My interest in food systems really grew from all facets of my life. I started the Real Food Challenge campaign on campus, I took classes dealing with food from a community systems perspective to bioengineering, I volunteered at Urban Tree Connection helping rebuild an urban food system, and lastly I spent many days out on the Ursinus farm. I was either sitting with the chickens or helping the Farm Director. All of these different opportunities to engage with my passion for food studies really opened my eyes to the breadth of work that could be done in this area. I think a lot of the encouragement that I received from my professors was from watching them tirelessly work on their own research, their classes, and their engagement in community efforts while always having time for us, their students. Their passion really strengthened my own and led me to pursue projects and issues that were more complex. 

The engagement with my professors both within the department and outside the department empowered me to feel as if I could make a change in the way people can come to understand environmental issues, specifically food security. My education and the opportunities that were provided to me: scholarships, internships, and independent research opened so many doors to my future, particularly the current Graduate position that I hold at Purdue University.
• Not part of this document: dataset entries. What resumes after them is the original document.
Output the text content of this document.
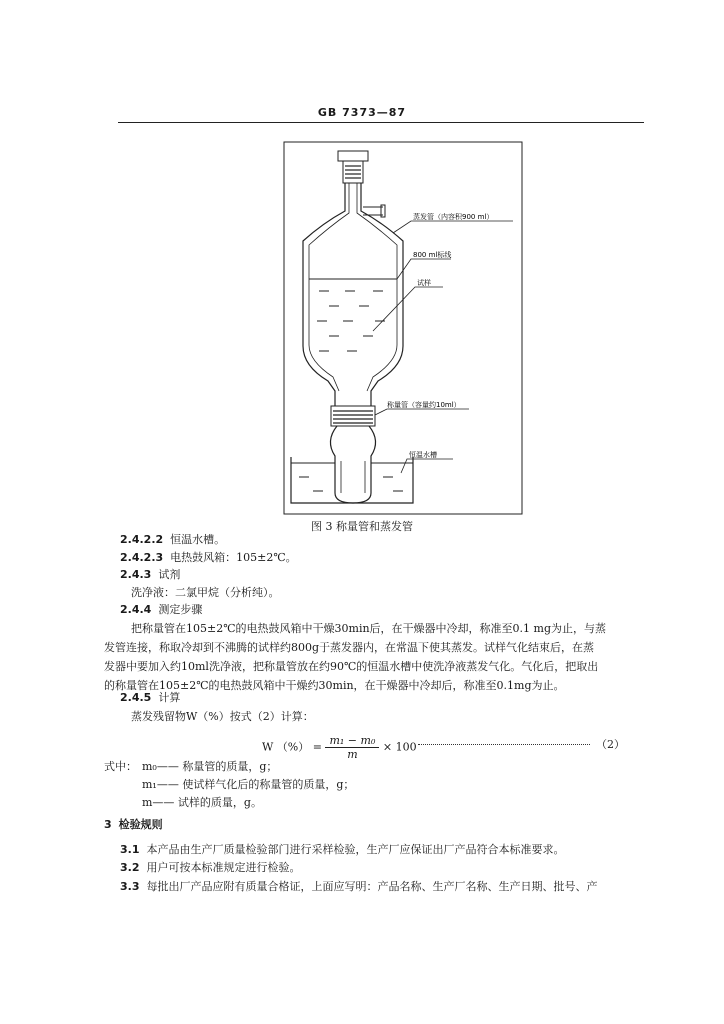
GB 7373—87
蒸发管（内容积900 ml）
800 ml标线
试样
称量管（容量约10ml）
恒温水槽
图 3 称量管和蒸发管
2.4.2.2 恒温水槽。
2.4.2.3 电热鼓风箱：105±2℃。
2.4.3 试剂
洗净液：二氯甲烷（分析纯）。
2.4.4 测定步骤
把称量管在105±2℃的电热鼓风箱中干燥30min后，在干燥器中冷却，称准至0.1 mg为止，与蒸
发管连接，称取冷却到不沸腾的试样约800g于蒸发器内，在常温下使其蒸发。试样气化结束后，在蒸
发器中要加入约10ml洗净液，把称量管放在约90℃的恒温水槽中使洗净液蒸发气化。气化后，把取出
的称量管在105±2℃的电热鼓风箱中干燥约30min，在干燥器中冷却后，称准至0.1mg为止。
2.4.5 计算
蒸发残留物W（%）按式（2）计算：
W （%） = $\frac{\text{m₁ − m₀}}{m} \times 100$	（2）
式中： m₀—— 称量管的质量，g；
m₁—— 使试样气化后的称量管的质量，g；
m—— 试样的质量，g。
3 检验规则
3.1 本产品由生产厂质量检验部门进行采样检验，生产厂应保证出厂产品符合本标准要求。
3.2 用户可按本标准规定进行检验。
3.3 每批出厂产品应附有质量合格证，上面应写明：产品名称、生产厂名称、生产日期、批号、产
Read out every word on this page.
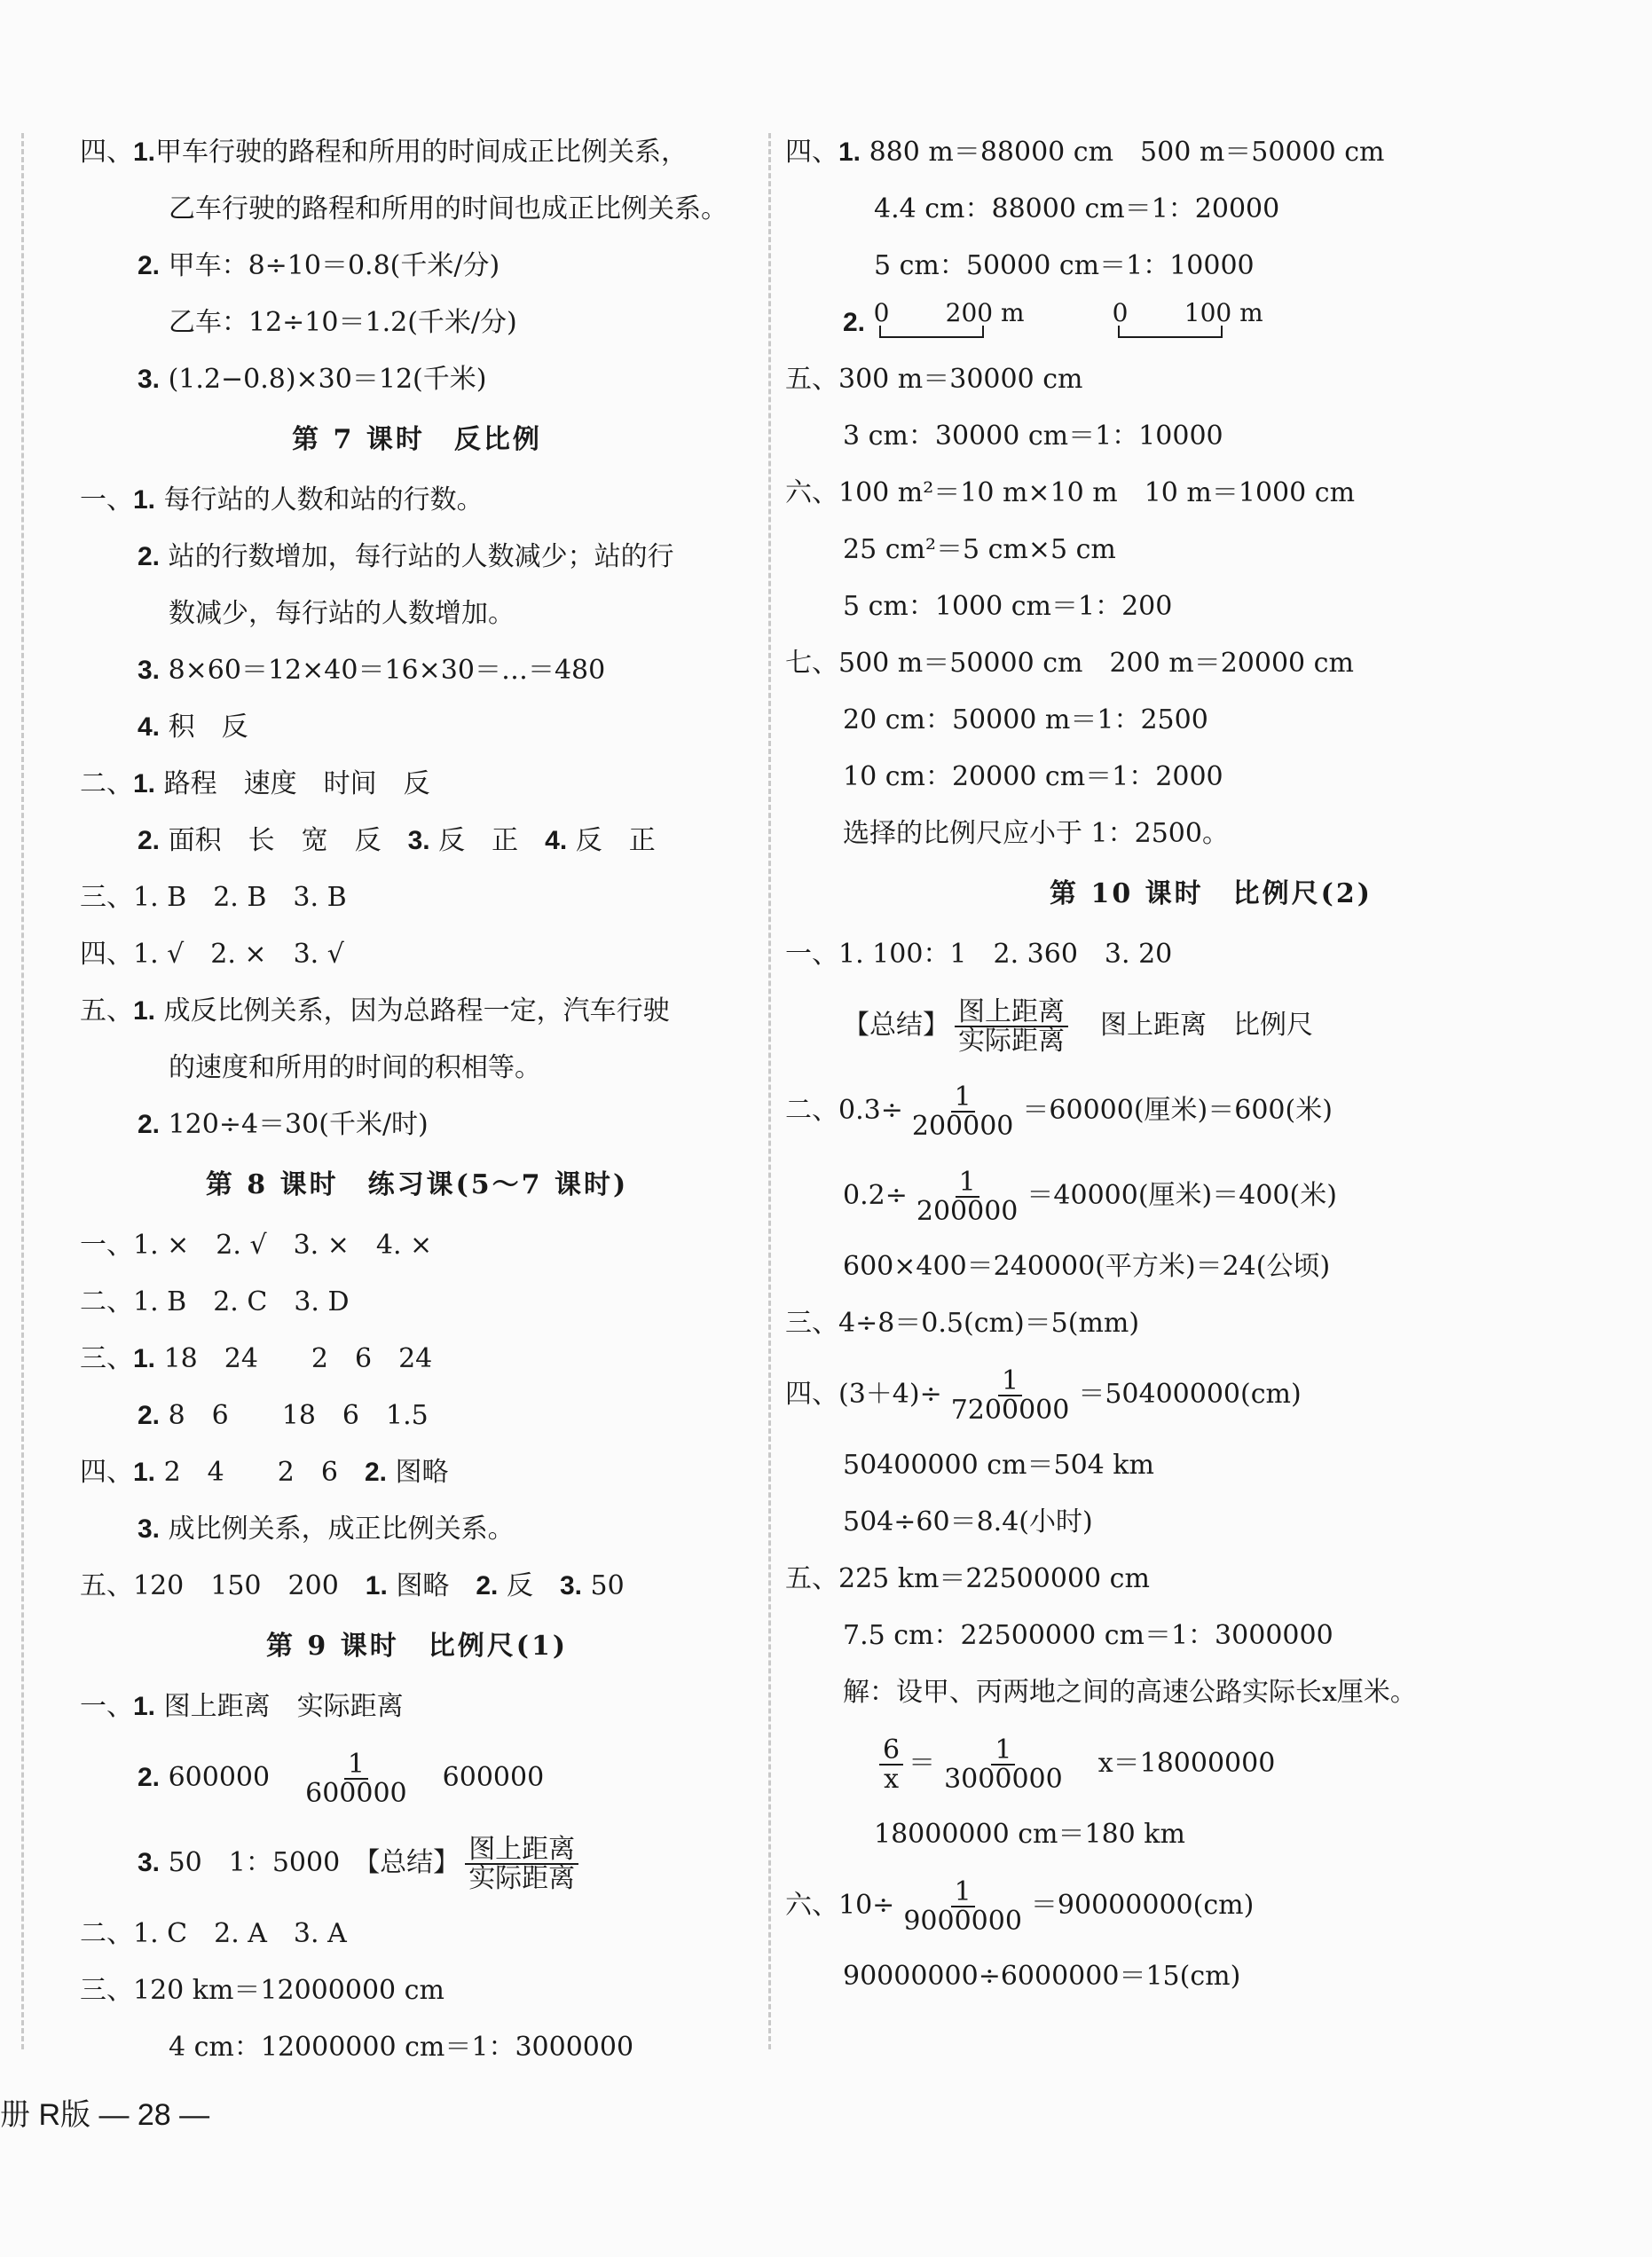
四、1.甲车行驶的路程和所用的时间成正比例关系，
乙车行驶的路程和所用的时间也成正比例关系。
2. 甲车：8÷10＝0.8(千米/分)
乙车：12÷10＝1.2(千米/分)
3. (1.2−0.8)×30＝12(千米)
第 7 课时　反比例
一、1. 每行站的人数和站的行数。
2. 站的行数增加，每行站的人数减少；站的行
数减少，每行站的人数增加。
3. 8×60＝12×40＝16×30＝…＝480
4. 积　反
二、1. 路程　速度　时间　反
2. 面积　长　宽　反　 3. 反　正　 4. 反　正
三、1. B　2. B　3. B
四、1. √　2. ×　3. √
五、1. 成反比例关系，因为总路程一定，汽车行驶
的速度和所用的时间的积相等。
2. 120÷4＝30(千米/时)
第 8 课时　练习课(5～7 课时)
一、1. ×　2. √　3. ×　4. ×
二、1. B　2. C　3. D
三、1. 18　24　　2　6　24
2. 8　6　　18　6　1.5
四、1. 2　4　　2　6　 2. 图略
3. 成比例关系，成正比例关系。
五、120　150　200　 1. 图略　 2. 反　 3. 50
第 9 课时　比例尺(1)
一、1. 图上距离　实际距离
2. 600000　 $\frac{1}{600000}$
　 600000
3. 50　1：5000　 【总结】 $\frac{\text{图上距离}}{\text{实际距离}}$
二、1. C　2. A　3. A
三、120 km＝12000000 cm
4 cm：12000000 cm＝1：3000000
四、1. 880 m＝88000 cm　500 m＝50000 cm
4.4 cm：88000 cm＝1：20000
5 cm：50000 cm＝1：10000
2. 0 200 m
	0 100 m
五、300 m＝30000 cm
3 cm：30000 cm＝1：10000
六、100 m²＝10 m×10 m　10 m＝1000 cm
25 cm²＝5 cm×5 cm
5 cm：1000 cm＝1：200
七、500 m＝50000 cm　200 m＝20000 cm
20 cm：50000 m＝1：2500
10 cm：20000 cm＝1：2000
选择的比例尺应小于 1：2500。
第 10 课时　比例尺(2)
一、1. 100：1　2. 360　3. 20
【总结】 $\frac{\text{图上距离}}{\text{实际距离}}$
　 图上距离　比例尺
二、$0.3\div \frac{1}{200000} =60000$(厘米)＝600(米)
$0.2\div \frac{1}{200000} =40000$(厘米)＝400(米)
600×400＝240000(平方米)＝24(公顷)
三、4÷8＝0.5(cm)＝5(mm)
四、$(3+4)\div \frac{1}{7200000} =50400000(cm)$
50400000 cm＝504 km
504÷60＝8.4(小时)
五、225 km＝22500000 cm
7.5 cm：22500000 cm＝1：3000000
解：设甲、丙两地之间的高速公路实际长x厘米。
$\frac{6}{x} = \frac{1}{3000000}$
　 x＝18000000
18000000 cm＝180 km
六、$10\div \frac{1}{9000000} =90000000(cm)$
90000000÷6000000＝15(cm)
册 R版 — 28 —
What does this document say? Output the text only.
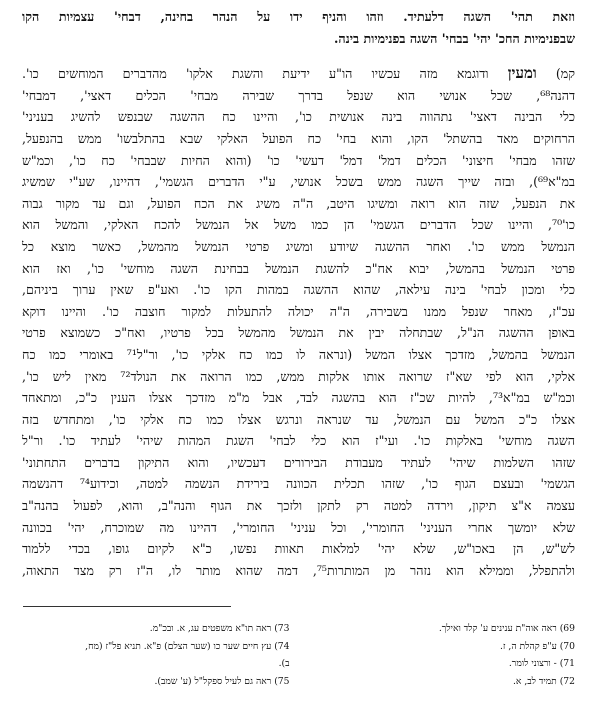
וזאת תהי' השגה דלעתיד. וזהו והניף ידו על הנהר בחינה, דבחי' עצמיות הקו
שבפנימיות החכ' יהי' בבחי' השגה בפנימיות בינה.
קמ) ומעין ודוגמא מזה עכשיו הו"ע ידיעת והשגת אלקו' מהדברים המוחשים כו'.
דהנה⁶⁸, שכל אנושי הוא שנפל בדרך שבירה מבחי' הכלים דאצי', דמבחי'
כלי הבינה דאצי' נתהווה בינה אנושית כו', והיינו כח ההשגה שבנפש להשיג בעניני'
הרחוקים מאד בהשתל' הקו, והוא בחי' כח הפועל האלקי שבא בהתלבשו' ממש בהנפעל,
שזהו מבחי' חיצוני' הכלים דמל' דמל' דעשי' כו' (והוא החיות שבבחי' כח כו', וכמ"ש
במ"א⁶⁹), ובזה שייך השגה ממש בשכל אנושי, ע"י הדברים הגשמי', דהיינו, שע"י שמשיג
את הנפעל, שזה הוא רואה ומשיגו היטב, ה"ה משיג את הכח הפועל, וגם עד מקור גבוה
כו'⁷⁰, והיינו שכל הדברים הגשמי' הן כמו משל אל הנמשל להכח האלקי, והמשל הוא
הנמשל ממש כו'. ואחר ההשגה שיודע ומשיג פרטי הנמשל מהמשל, כאשר מוצא כל
פרטי הנמשל בהמשל, יבוא אח"כ להשגת הנמשל בבחינת השגה מוחשי' כו', ואז הוא
כלי ומכון לבחי' בינה עילאה, שהוא ההשגה במהות הקו כו'. ואע"פ שאין ערוך ביניהם,
עכ"ז, מאחר שנפל ממנו בשבירה, ה"ה יכולה להתעלות למקור חוצבה כו'. והיינו דוקא
באופן ההשגה הנ"ל, שבתחלה יבין את הנמשל מהמשל בכל פרטיו, ואח"כ כשמוצא פרטי
הנמשל בהמשל, מזדכך אצלו המשל (ונראה לו כמו כח אלקי כו', ור"ל⁷¹ באומרי כמו כח
אלקי, הוא לפי שא"ז שרואה אותו אלקות ממש, כמו הרואה את הנולד⁷² מאין ליש כו',
וכמ"ש במ"א⁷³, להיות שכ"ז הוא בהשגה לבד, אבל מ"מ מזדכך אצלו הענין כ"כ, ומתאחד
אצלו כ"כ המשל עם הנמשל, עד שנראה ונרגש אצלו כמו כח אלקי כו', ומתחדש בזה
השגה מוחשי' באלקות כו'. ועי"ז הוא כלי לבחי' השגת המהות שיהי' לעתיד כו'. ור"ל
שזהו השלמות שיהי' לעתיד מעבודת הבירורים דעכשיו, והוא התיקון בדברים התחתוני'
הגשמי' ובעצם הגוף כו', שזהו תכלית הכוונה בירידת הנשמה למטה, וכידוע⁷⁴ דהנשמה
עצמה א"צ תיקון, וירדה למטה רק לתקן ולזכך את הגוף והנה"ב, והוא, לפעול בהנה"ב
שלא יומשך אחרי העניני' החומרי', וכל עניני' החומרי', דהיינו מה שמוכרח, יהי' בכוונה
לש"ש, הן באכו"ש, שלא יהי' למלאות תאוות נפשו, כ"א לקיום גופו, בכדי ללמוד
ולהתפלל, וממילא הוא נזהר מן המותרות⁷⁵, דמה שהוא מותר לו, ה"ז רק מצד התאוה,
69) ראה אוה"ת ענינים ע' קלד ואילך.
70) ע"פ קהלת ה, ז.
71) - ורצוני לומר.
72) תמיד לב, א.
73) ראה תו"א משפטים עג, א. ובכ"מ.
74) עץ חיים שער כו (שער הצלם) פ"א. תניא פל"ז (מח,
ב).
75) ראה גם לעיל ספקל"ל (ע' שמב).
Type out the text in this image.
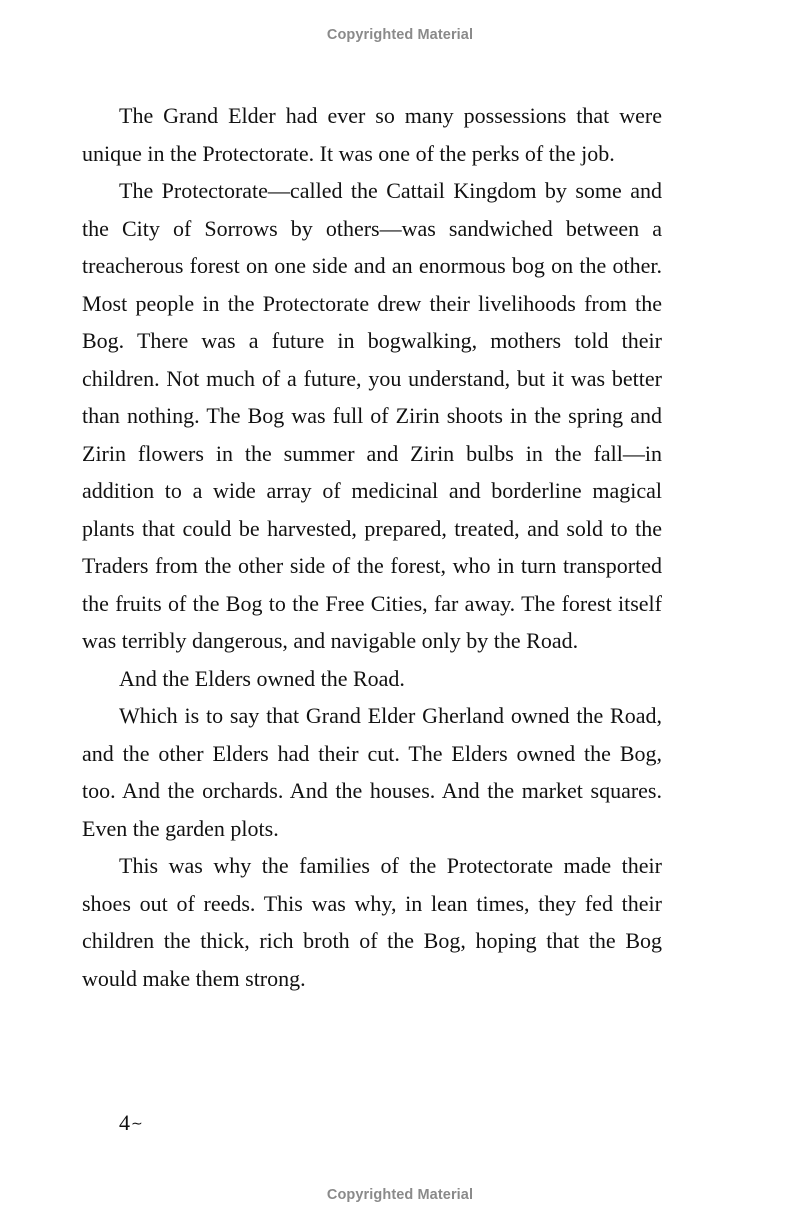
Copyrighted Material

The Grand Elder had ever so many possessions that were unique in the Protectorate. It was one of the perks of the job.

The Protectorate—called the Cattail Kingdom by some and the City of Sorrows by others—was sandwiched between a treacherous forest on one side and an enormous bog on the other. Most people in the Protectorate drew their livelihoods from the Bog. There was a future in bogwalking, mothers told their children. Not much of a future, you understand, but it was better than nothing. The Bog was full of Zirin shoots in the spring and Zirin flowers in the summer and Zirin bulbs in the fall—in addition to a wide array of medicinal and borderline magical plants that could be harvested, prepared, treated, and sold to the Traders from the other side of the forest, who in turn transported the fruits of the Bog to the Free Cities, far away. The forest itself was terribly dangerous, and navigable only by the Road.

And the Elders owned the Road.

Which is to say that Grand Elder Gherland owned the Road, and the other Elders had their cut. The Elders owned the Bog, too. And the orchards. And the houses. And the market squares. Even the garden plots.

This was why the families of the Protectorate made their shoes out of reeds. This was why, in lean times, they fed their children the thick, rich broth of the Bog, hoping that the Bog would make them strong.

4∼
Copyrighted Material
And I still carry my education from Ursinus proudly. 

Piece of Advice

My advice for students is to let your guard down and do something that surprises yourself. There are so many opportunities at Ursinus for you to engage with socially, academically, and professionally, and I encourage you to take full responsibility in taking advantage of as many of those opportunities as possible. I also highly recommend just popping into any of your professors’ offices and talking with them. It was the relationships that I formed with my professors that has truly gotten me to where I am today. I still reach out to them for advice on my current research projects and to just catch up. Finally, enjoy the beauty that is Ursinus, whatever that may mean to you.